Он отвернулся к стене, и диван издал жалобный скрип.
— И то правда, — пробормотал Пеннойер.
Двум окнам, выходившим на выстроенное из песчаника здание, своими очертаниями напоминавшее тюрьму, было неведомо такое явление, как гармония солнечного света. Во внутреннем дворике бил фонтан. Форсунки фонтана были расположены в строгом порядке — вероятно, чтобы вода низвергалась вниз в полном соответствии с математическими законами. В комнате стоял исполинских размеров канделябр, сияющий, как прическа на голове тайской красавицы.
Слух Хокера уловил звук шагов и тихое шуршание женского платья. Он резко повернулся к двери — не без некоторой трагической импульсивности. Когда она вошла, он тут же воскликнул:
— Как же я рад снова вас видеть!
— С вашей стороны было очень мило к нам прийти, мистер Хокер!
Язык Хокера, казалось, двигался сам по себе, без какого-либо участия с его стороны. Девушка тоже была смущена. Она лихорадочно перебирала в уме весь набор рекомендованных обществом действий для такой ситуации.
Хокер решительно заявил, что ему очень понравился спектакль «Сердца на войне».
— В самом деле? — удивленно протянула она. — Я думала, он ничем не лучше других.
— Я тоже так подумал! — поспешно воскликнул художник. — Там, в этой неразберихе современности, передвигаются одни и те же фигуры. По правде говоря, у меня и в мыслях не было говорить вам, что этот спектакль мне понравился. Но… встреча с вами помогла моему разуму свернуть с проторенной дорожки.
— С проторенной дорожки? — переспросила она. — Не знала, что разум умных людей движется по проторенным дорожкам, мне казалось, это удел теологов.

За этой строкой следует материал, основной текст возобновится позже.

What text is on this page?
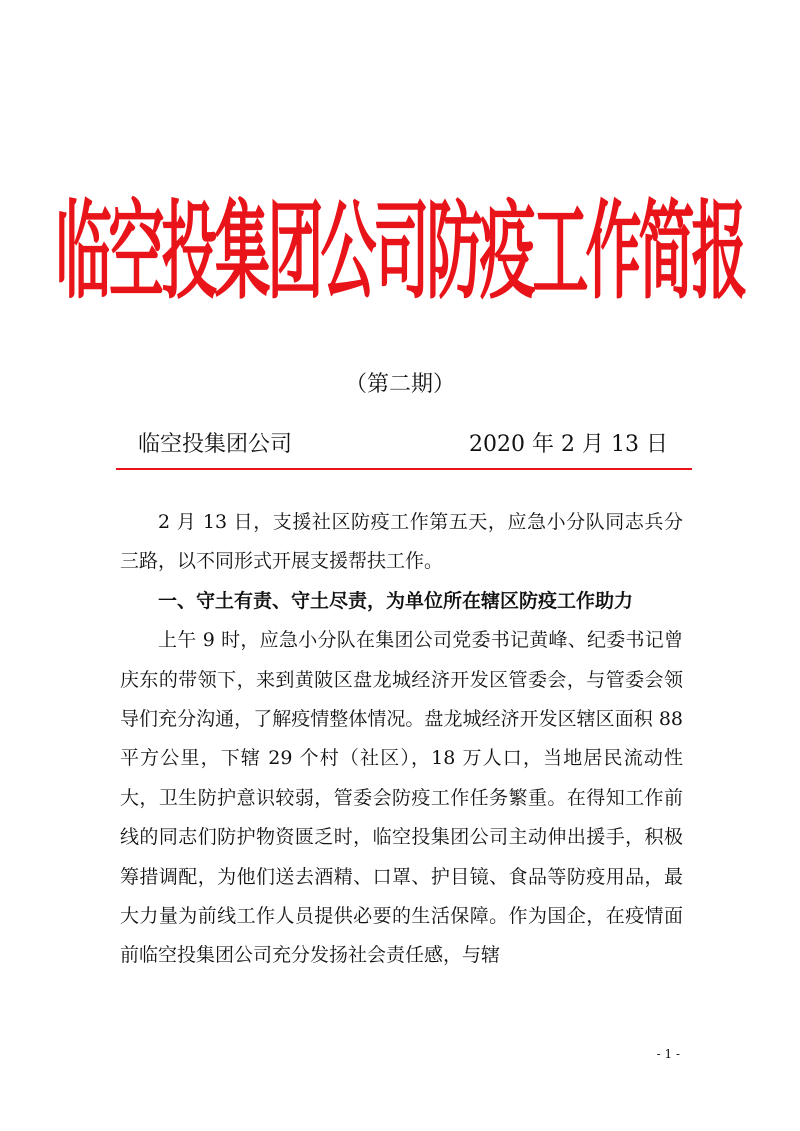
临空投集团公司防疫工作简报
（第二期）
临空投集团公司	2020 年 2 月 13 日

2 月 13 日，支援社区防疫工作第五天，应急小分队同志兵分三路，以不同形式开展支援帮扶工作。

一、守土有责、守土尽责，为单位所在辖区防疫工作助力

上午 9 时，应急小分队在集团公司党委书记黄峰、纪委书记曾庆东的带领下，来到黄陂区盘龙城经济开发区管委会，与管委会领导们充分沟通，了解疫情整体情况。盘龙城经济开发区辖区面积 88 平方公里，下辖 29 个村（社区），18 万人口，当地居民流动性大，卫生防护意识较弱，管委会防疫工作任务繁重。在得知工作前线的同志们防护物资匮乏时，临空投集团公司主动伸出援手，积极筹措调配，为他们送去酒精、口罩、护目镜、食品等防疫用品，最大力量为前线工作人员提供必要的生活保障。作为国企，在疫情面前临空投集团公司充分发扬社会责任感，与辖

- 1 -
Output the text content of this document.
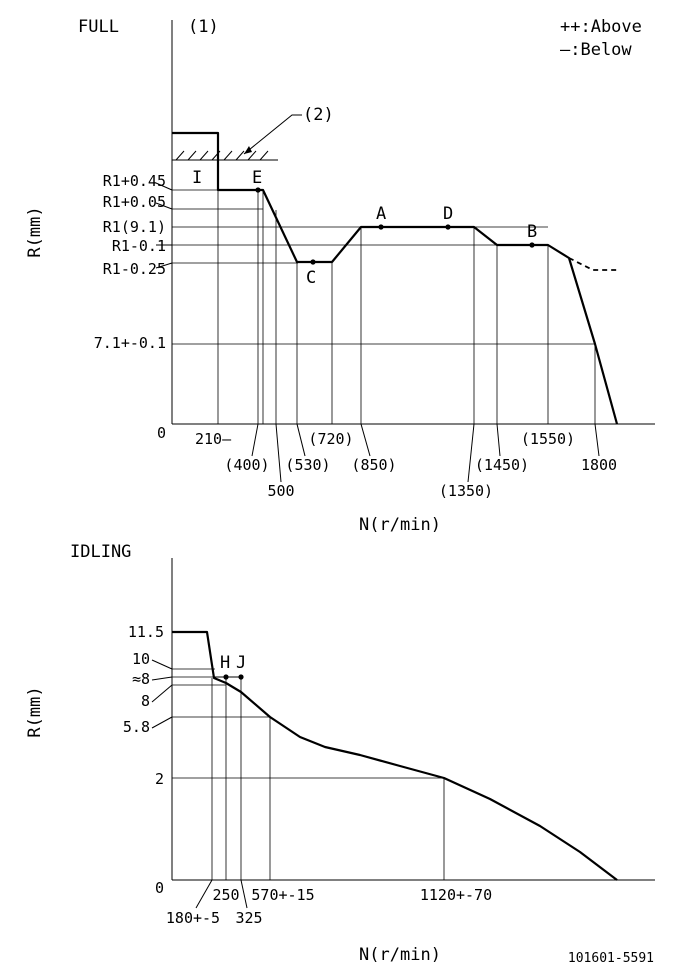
FULL	(1)	++:Above
—:Below
(2)
I	E
C
A	D
B
R1+0.45
R1+0.05
R1(9.1)
R1-0.1
R1-0.25
7.1+-0.1
0
R(mm)
210—
(400)
500
(530)
(720)
(850)
(1350)
(1450)
(1550)
1800
N(r/min)
IDLING
H J
11.5
10
≈8
8
5.8
2
0
R(mm)
180+-5
250
325
570+-15	1120+-70
N(r/min)	101601-5591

— А кто вам сказал, что я умный? — спросил он.
— Никто… — ответила она, еще шире распахивая глаза.
Хокер улыбнулся и с благодарностью посмотрел на нее:
— Ну конечно! Вам никто не мог этого сказать! Нельзя же быть таким идиотом. Думаю, вы очень удивитесь, когда узнаете, что я действительно верю в существование подобных придурков. Однако…
— Что же вы умолкли? Продолжайте, — сказала она.
— Однако мне кажется, вы могли бы выражаться не так однозначно и резко.
Девушка на несколько мгновений застыла в нерешительности и спросила:
— Значит, вы все же умны?
— Разумеется, — бодро ответил он.
— И какой из этого следует сделать вывод? — победоносным тоном бросила она. В ее понимании, этот вопрос наверняка должен был обеспечить ей преимущество.
Хокер смущенно улыбнулся.
— Вы не спросили меня о Стэнли, — сказал он. — Вам не интересно, как он поживает?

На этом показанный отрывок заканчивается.